Les 10 reproches qui tuent un couple : ils cachent souvent un besoin d'être écouté
Pour Déborah Brazzolotto, thérapeute de couple et sexologue, ces phrases bien précises traduisent un déséquilibre qui s'est installé dans la relation et qui, faute d'être traité, finit par structurer les échanges.

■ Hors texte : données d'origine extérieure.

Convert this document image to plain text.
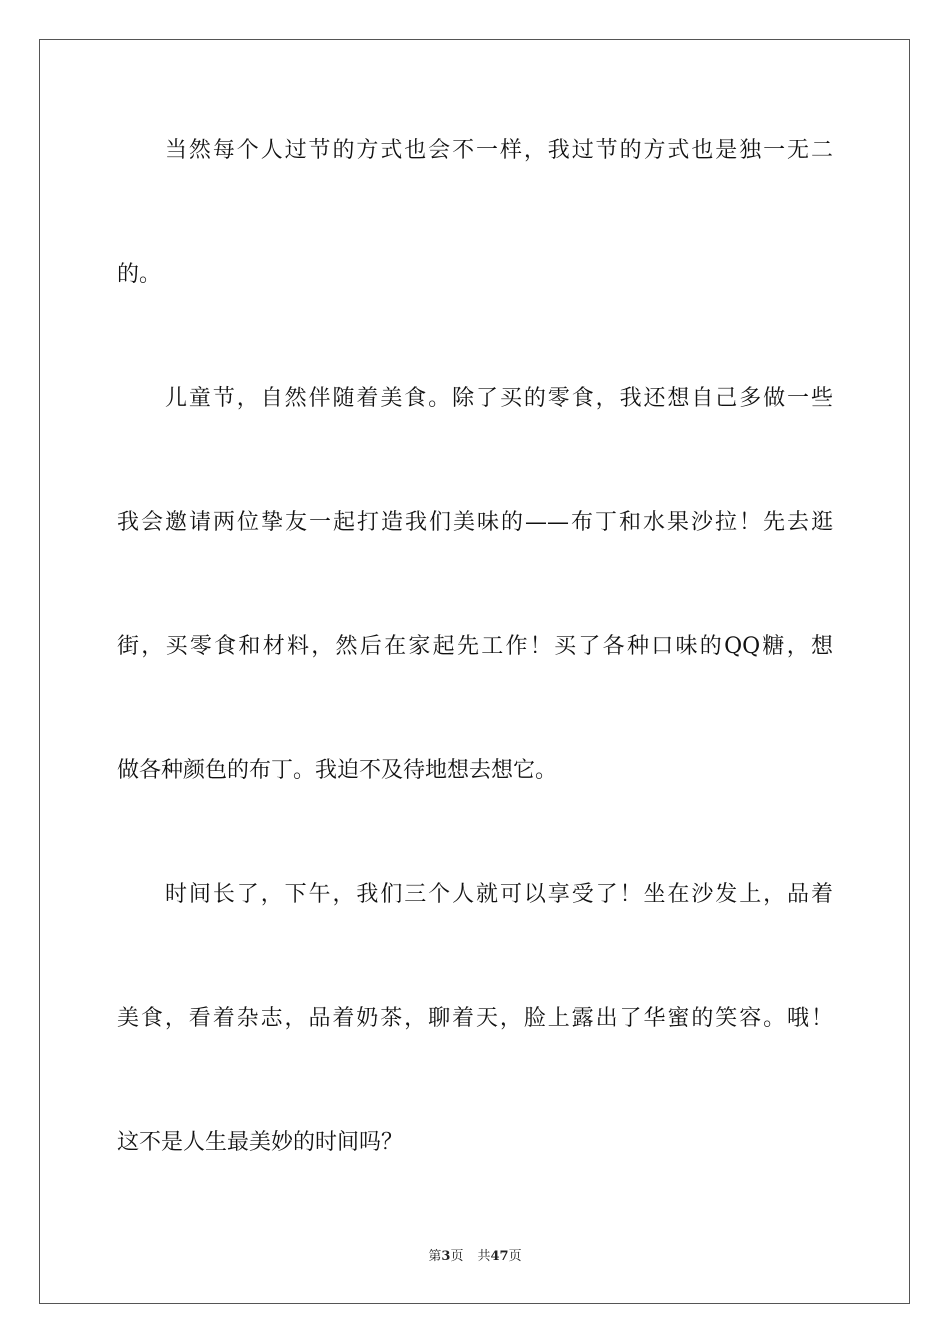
当然每个人过节的方式也会不一样，我过节的方式也是独一无二
的。
儿童节，自然伴随着美食。除了买的零食，我还想自己多做一些
我会邀请两位挚友一起打造我们美味的——布丁和水果沙拉！先去逛
街，买零食和材料，然后在家起先工作！买了各种口味的QQ糖，想
做各种颜色的布丁。我迫不及待地想去想它。
时间长了，下午，我们三个人就可以享受了！坐在沙发上，品着
美食，看着杂志，品着奶茶，聊着天，脸上露出了华蜜的笑容。哦！
这不是人生最美妙的时间吗？
第3页 共47页
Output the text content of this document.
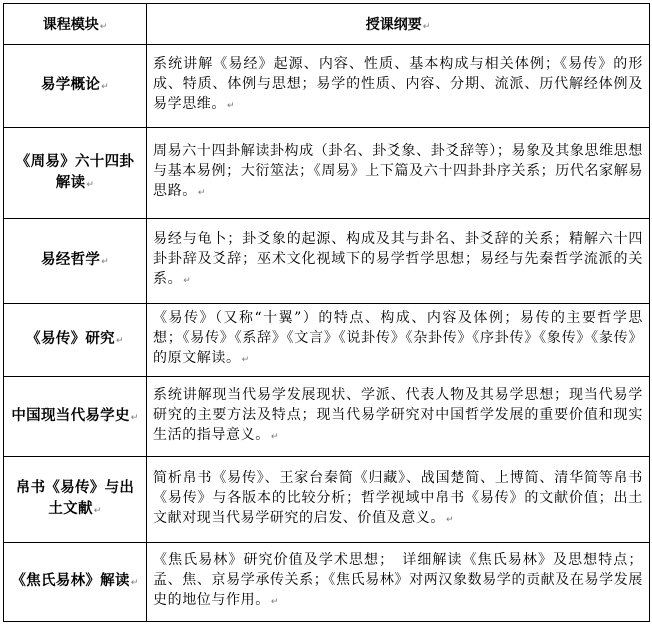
课程模块↵	授课纲要↵
易学概论↵	系统讲解《易经》起源、内容、性质、基本构成与相关体例；《易传》的形成、特质、体例与思想；易学的性质、内容、分期、流派、历代解经体例及易学思维。↵
《周易》六十四卦解读↵	周易六十四卦解读卦构成（卦名、卦爻象、卦爻辞等）；易象及其象思维思想与基本易例；大衍筮法；《周易》上下篇及六十四卦卦序关系；历代名家解易思路。↵
易经哲学↵	易经与龟卜；卦爻象的起源、构成及其与卦名、卦爻辞的关系；精解六十四卦卦辞及爻辞；巫术文化视域下的易学哲学思想；易经与先秦哲学流派的关系。↵
《易传》研究↵	《易传》（又称“十翼”）的特点、构成、内容及体例；易传的主要哲学思想；《易传》《系辞》《文言》《说卦传》《杂卦传》《序卦传》《象传》《彖传》的原文解读。↵
中国现当代易学史↵	系统讲解现当代易学发展现状、学派、代表人物及其易学思想；现当代易学研究的主要方法及特点；现当代易学研究对中国哲学发展的重要价值和现实生活的指导意义。↵
帛书《易传》与出土文献↵	简析帛书《易传》、王家台秦简《归藏》、战国楚简、上博简、清华简等帛书《易传》与各版本的比较分析；哲学视域中帛书《易传》的文献价值；出土文献对现当代易学研究的启发、价值及意义。↵
《焦氏易林》解读↵	《焦氏易林》研究价值及学术思想；　详细解读《焦氏易林》及思想特点；孟、焦、京易学承传关系；《焦氏易林》对两汉象数易学的贡献及在易学发展史的地位与作用。↵
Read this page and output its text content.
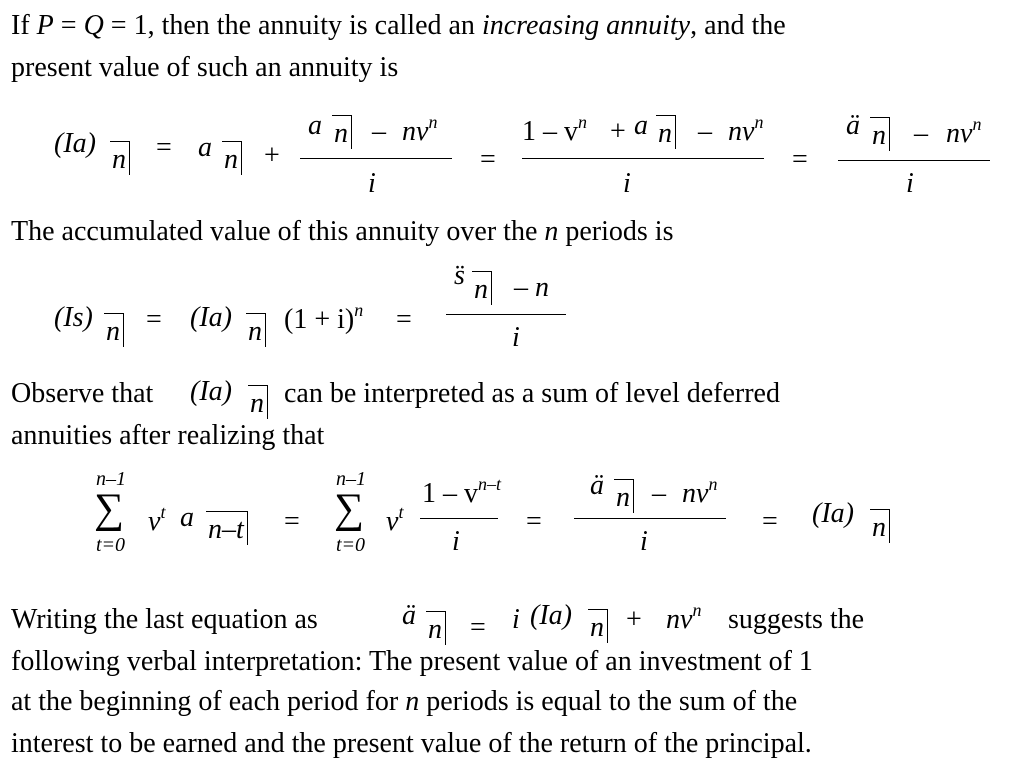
If P = Q = 1, then the annuity is called an increasing annuity, and the
present value of such an annuity is
(Ia)
n = a n +
a n – $nv^n$
i
=
$1 - v^n + a$ n – $nv^n$
i
=
ä n – $nv^n$
i
The accumulated value of this annuity over the n periods is
(Is) n = (Ia) n $(1 + i)^n$ =
s̈ n – n
i
Observe that (Ia) n can be interpreted as a sum of level deferred
annuities after realizing that
n–1
∑
t=0
$v^t$ a n–t =
n–1
∑
t=0
$v^t$
$1 - v^{n-t}$
i
=
ä n – $nv^n$
i
= (Ia) n
Writing the last equation as	ä n = i (Ia) $n + nv^n$ suggests the
following verbal interpretation: The present value of an investment of 1
at the beginning of each period for n periods is equal to the sum of the
interest to be earned and the present value of the return of the principal.
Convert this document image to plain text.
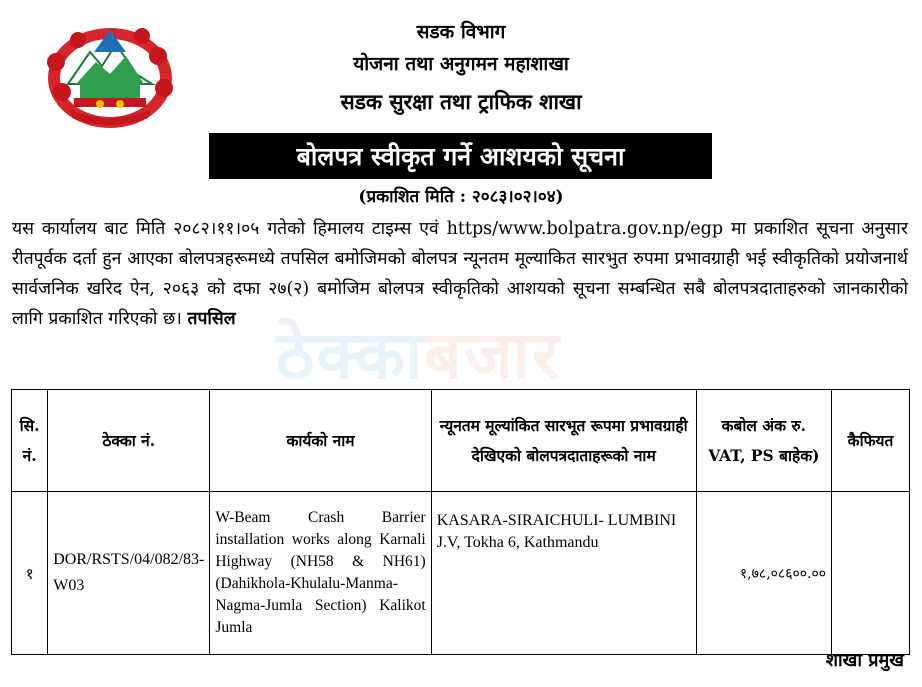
सडक विभाग
योजना तथा अनुगमन महाशाखा
सडक सुरक्षा तथा ट्राफिक शाखा
बोलपत्र स्वीकृत गर्ने आशयको सूचना
(प्रकाशित मिति : २०८३।०२।०४)
यस कार्यालय बाट मिति २०८२।११।०५ गतेको हिमालय टाइम्स एवं https/www.bolpatra.gov.np/egp मा प्रकाशित सूचना अनुसार रीतपूर्वक दर्ता हुन आएका बोलपत्रहरूमध्ये तपसिल बमोजिमको बोलपत्र न्यूनतम मूल्याकित सारभुत रुपमा प्रभावग्राही भई स्वीकृतिको प्रयोजनार्थ सार्वजनिक खरिद ऐन, २०६३ को दफा २७(२) बमोजिम बोलपत्र स्वीकृतिको आशयको सूचना सम्बन्धित सबै बोलपत्रदाताहरुको जानकारीको लागि प्रकाशित गरिएको छ। तपसिल ठेक्काबजार
सि. नं.	ठेक्का नं.	कार्यको नाम	न्यूनतम मूल्यांकित सारभूत रूपमा प्रभावग्राही देखिएको बोलपत्रदाताहरूको नाम	कबोल अंक रु. VAT, PS बाहेक)	कैफियत
१	DOR/RSTS/04/082/83-W03	W-Beam Crash Barrier installation works along Karnali Highway (NH58 & NH61) (Dahikhola-Khulalu-Manma-Nagma-Jumla Section) Kalikot Jumla	KASARA-SIRAICHULI- LUMBINI J.V, Tokha 6, Kathmandu	१,७८,०८६००.००	
शाखा प्रमुख
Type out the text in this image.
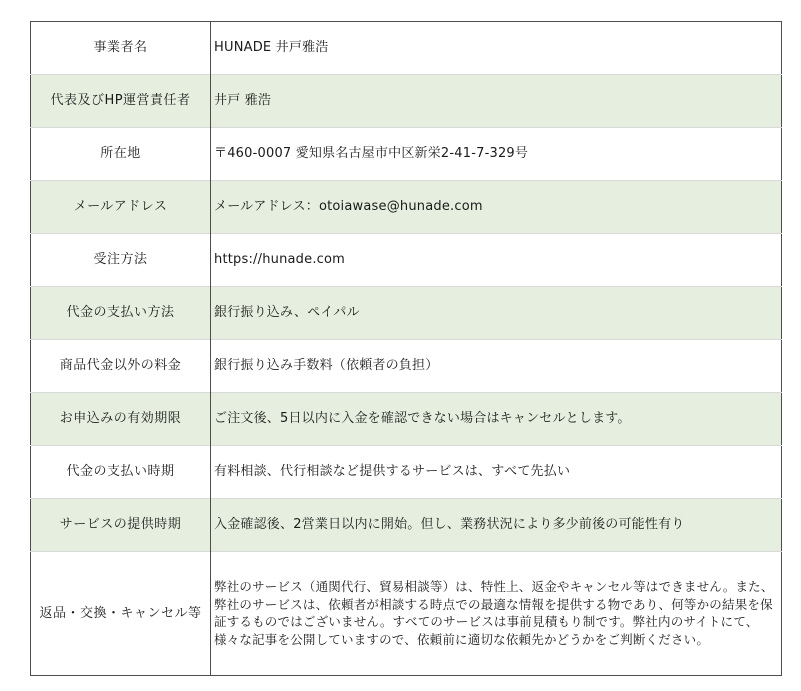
事業者名	HUNADE 井戸雅浩
代表及びHP運営責任者	井戸 雅浩
所在地	〒460-0007 愛知県名古屋市中区新栄2-41-7-329号
メールアドレス	メールアドレス：otoiawase@hunade.com
受注方法	https://hunade.com
代金の支払い方法	銀行振り込み、ペイパル
商品代金以外の料金	銀行振り込み手数料（依頼者の負担）
お申込みの有効期限	ご注文後、5日以内に入金を確認できない場合はキャンセルとします。
代金の支払い時期	有料相談、代行相談など提供するサービスは、すべて先払い
サービスの提供時期	入金確認後、2営業日以内に開始。但し、業務状況により多少前後の可能性有り
返品・交換・キャンセル等	弊社のサービス（通関代行、貿易相談等）は、特性上、返金やキャンセル等はできません。また、弊社のサービスは、依頼者が相談する時点での最適な情報を提供する物であり、何等かの結果を保証するものではございません。すべてのサービスは事前見積もり制です。弊社内のサイトにて、様々な記事を公開していますので、依頼前に適切な依頼先かどうかをご判断ください。
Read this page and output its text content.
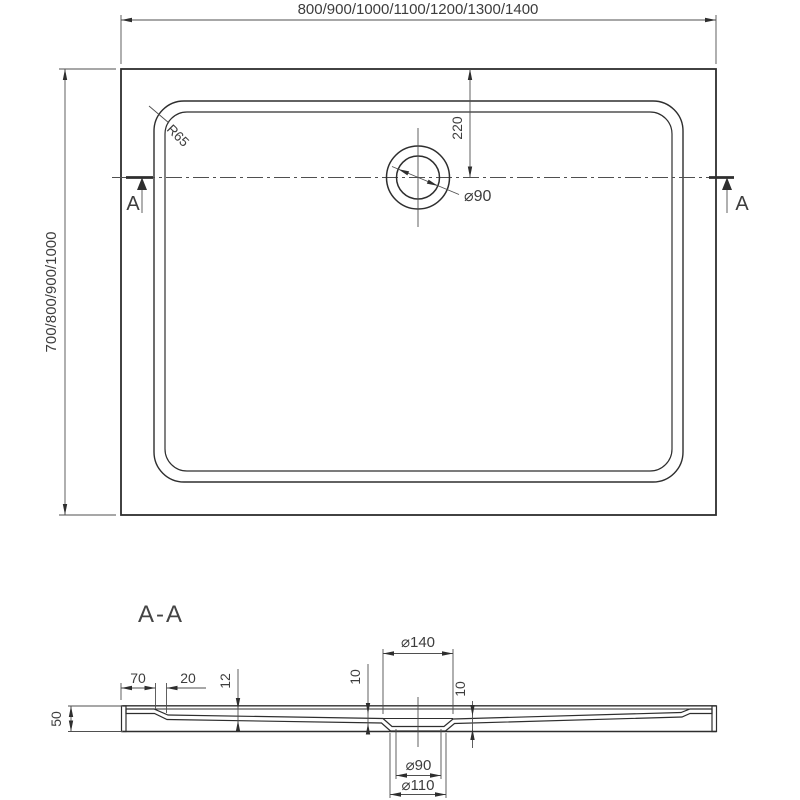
800/900/1000/1100/1200/1300/1400
700/800/900/1000
220
⌀90
R65
A	A
A-A
50
70 20 12	10
10
⌀140
⌀90
⌀110
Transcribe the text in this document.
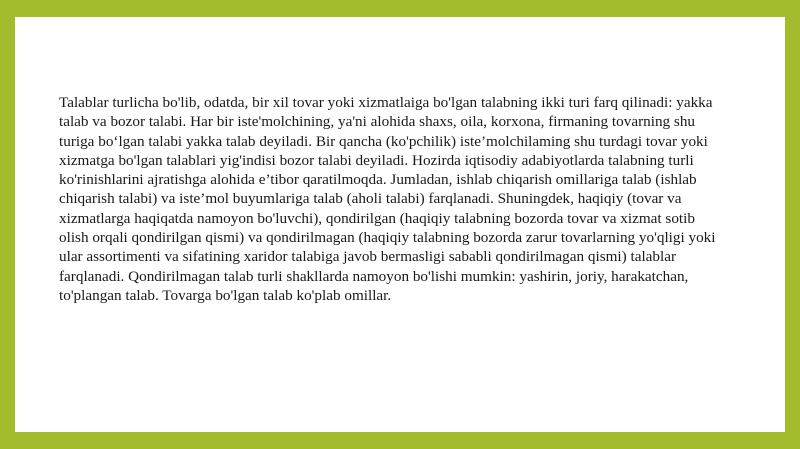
Talablar turlicha bo'lib, odatda, bir xil tovar yoki xizmatlaiga bo'lgan talabning ikki turi farq qilinadi: yakka talab va bozor talabi. Har bir iste'molchining, ya'ni alohida shaxs, oila, korxona, firmaning tovarning shu turiga bo‘lgan talabi yakka talab deyiladi. Bir qancha (ko'pchilik) iste’molchilaming shu turdagi tovar yoki xizmatga bo'lgan talablari yig'indisi bozor talabi deyiladi. Hozirda iqtisodiy adabiyotlarda talabning turli ko'rinishlarini ajratishga alohida e’tibor qaratilmoqda. Jumladan, ishlab chiqarish omillariga talab (ishlab chiqarish talabi) va iste’mol buyumlariga talab (aholi talabi) farqlanadi. Shuningdek, haqiqiy (tovar va xizmatlarga haqiqatda namoyon bo'luvchi), qondirilgan (haqiqiy talabning bozorda tovar va xizmat sotib olish orqali qondirilgan qismi) va qondirilmagan (haqiqiy talabning bozorda zarur tovarlarning yo'qligi yoki ular assortimenti va sifatining xaridor talabiga javob bermasligi sababli qondirilmagan qismi) talablar farqlanadi. Qondirilmagan talab turli shakllarda namoyon bo'lishi mumkin: yashirin, joriy, harakatchan, to'plangan talab. Tovarga bo'lgan talab ko'plab omillar.
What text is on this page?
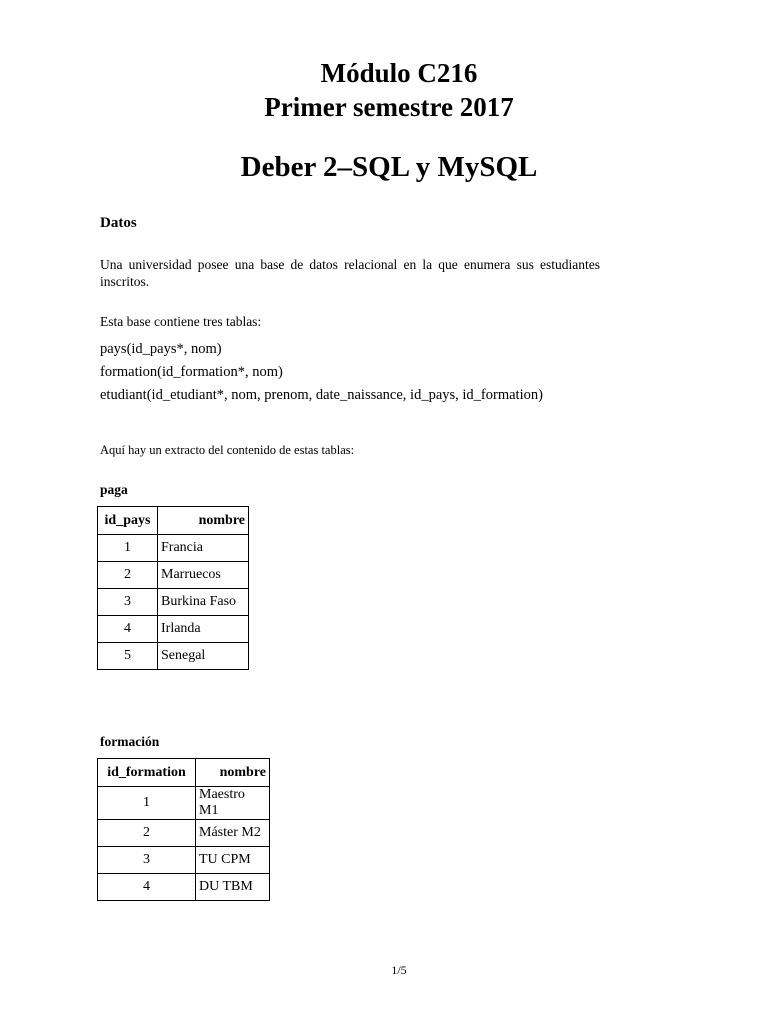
Módulo C216
Primer semestre 2017
Deber 2–SQL y MySQL
Datos
Una universidad posee una base de datos relacional en la que enumera sus estudiantes inscritos.
Esta base contiene tres tablas:
pays(id_pays*, nom)
formation(id_formation*, nom)
etudiant(id_etudiant*, nom, prenom, date_naissance, id_pays, id_formation)
Aquí hay un extracto del contenido de estas tablas:
paga
id_pays	nombre
1	Francia
2	Marruecos
3	Burkina Faso
4	Irlanda
5	Senegal
formación
id_formation	nombre
1	Maestro M1
2	Máster M2
3	TU CPM
4	DU TBM
1/5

Dans les cabinets de thérapie conjugale, les mêmes reproches reviennent en boucle. Pour Déborah Brazzolotto, thérapeute de couple et sexologue, ces phrases bien précises traduisent un déséquilibre qui s'est installé dans la relation et qui, faute d'être traité, finit par structurer les échanges. À force d'être dites, elles deviennent un automatisme et peuvent profondément altérer la relation.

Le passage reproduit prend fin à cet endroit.